The largest of those is Chrysalis Ventures in Louisville. David Jones Jr. is chairman and managing director of the firm, which he started with a partner in 1994. Today, Chrysalis is making investments from a fund that closed in 2002 with $143 million in assets, Jones said. About one-third of that fund has been invested in 17 companies. Chrysalis gets about 700 business plans a year, but only invests in a few of those companies.
The trend in Kentucky venture capital is toward investing in health care and education, Jones said. “Five years ago, in 1999, the Internet was very big,” Jones said. “There was virtually no interest in health care services, or anything other than e-health. For the geography that we serve, the Southeast and the Midwest, the bread and butter of our economy is health care…But health care has become busier for us and attractive nationally.”
Other new areas include education and training. “The education system, like health care, has been slow to adopt new tools,” Jones said. “We think there are productivity enhancements to be made there.”
The National Venture Capital Association’s figures show that from 1999 to the third quarter of 2004, about 32 percent of venture capital investments in Kentucky companies went into telecommunications firms, and 18 percent went into industrial and energy firms. About 14 percent went into biotechnology, and approximately 10 percent into health care services.
NVCA figures also show that venture capital invested in Kentucky companies peaked in 2000, just before the tech bust, with $198.48 million invested in 11 companies. In 2003, only $7.1 million was invested in four companies. But 2004 has shown a slight rebound, with $54.41 million invested in seven companies through the third quarter of last year.
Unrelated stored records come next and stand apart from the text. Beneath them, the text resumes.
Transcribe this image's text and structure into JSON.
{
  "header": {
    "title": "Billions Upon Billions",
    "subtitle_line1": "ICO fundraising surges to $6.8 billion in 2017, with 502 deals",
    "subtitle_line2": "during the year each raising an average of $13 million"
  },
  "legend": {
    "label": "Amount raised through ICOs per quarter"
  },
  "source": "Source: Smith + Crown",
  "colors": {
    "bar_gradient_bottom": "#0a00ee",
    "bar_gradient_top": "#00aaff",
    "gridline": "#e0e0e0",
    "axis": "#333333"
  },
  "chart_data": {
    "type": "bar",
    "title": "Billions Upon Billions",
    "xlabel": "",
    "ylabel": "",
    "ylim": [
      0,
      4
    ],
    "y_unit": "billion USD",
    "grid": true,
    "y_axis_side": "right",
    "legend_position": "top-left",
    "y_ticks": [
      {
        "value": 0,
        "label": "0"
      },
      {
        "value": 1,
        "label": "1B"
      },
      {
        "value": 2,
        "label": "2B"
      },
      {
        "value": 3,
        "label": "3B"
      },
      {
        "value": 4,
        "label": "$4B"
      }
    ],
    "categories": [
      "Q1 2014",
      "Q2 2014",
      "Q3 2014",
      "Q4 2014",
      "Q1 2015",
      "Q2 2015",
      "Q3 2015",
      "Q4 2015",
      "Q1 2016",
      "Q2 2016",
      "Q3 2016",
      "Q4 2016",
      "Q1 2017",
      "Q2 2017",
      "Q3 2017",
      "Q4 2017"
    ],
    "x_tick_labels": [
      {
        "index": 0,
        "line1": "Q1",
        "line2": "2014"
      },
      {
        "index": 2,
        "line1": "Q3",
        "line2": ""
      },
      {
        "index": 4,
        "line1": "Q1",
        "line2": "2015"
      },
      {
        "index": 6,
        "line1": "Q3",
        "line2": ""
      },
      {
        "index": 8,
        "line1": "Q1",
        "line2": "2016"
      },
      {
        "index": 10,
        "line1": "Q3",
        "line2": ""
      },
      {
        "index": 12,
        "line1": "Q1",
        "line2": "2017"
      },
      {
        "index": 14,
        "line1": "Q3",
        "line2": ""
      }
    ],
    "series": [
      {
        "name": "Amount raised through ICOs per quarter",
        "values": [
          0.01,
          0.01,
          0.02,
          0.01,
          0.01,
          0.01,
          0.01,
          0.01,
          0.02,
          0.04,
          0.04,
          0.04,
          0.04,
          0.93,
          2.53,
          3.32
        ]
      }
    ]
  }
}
Nationwide last year, venture capitalists invested $20.9 billion, up 11 percent from $18.9 billion in 2003.
Dale Boden, president of BF Capital, a private investment company in Louisville, said there simply isn’t much money in Kentucky for venture capitalists. His firm plans to close an investment fund soon that will have about $3 million in funds available, and wants to make most of its investments in Kentucky. He thinks that will help fill the void. “So much of it has to do with where the wealth is in the U.S.,” Boden said. “There is greater wealth concentration on the West Coast and the East Coast.”
One way to secure more venture capital money for Kentucky companies is to get institutional investors to consider putting some of their funds into venture capital. In 2003, Louisville-Jefferson County Metro Mayor Jerry Abramson made a pitch to several large state retirement funds to put some of their money into venture capital.
Kent Oyler is Abramson’s liaison for venture capital and entrepreneurship. “How the economy of the state looks in 20 years will be based on how successful we are in attracting venture capital today,” Oyler said.
And, Oyler added, investors are more likely to meet success if they put money in venture capital in Kentucky. “The deals are not picked-over here,” Oyler said. “It’s like going to the bargain barn.”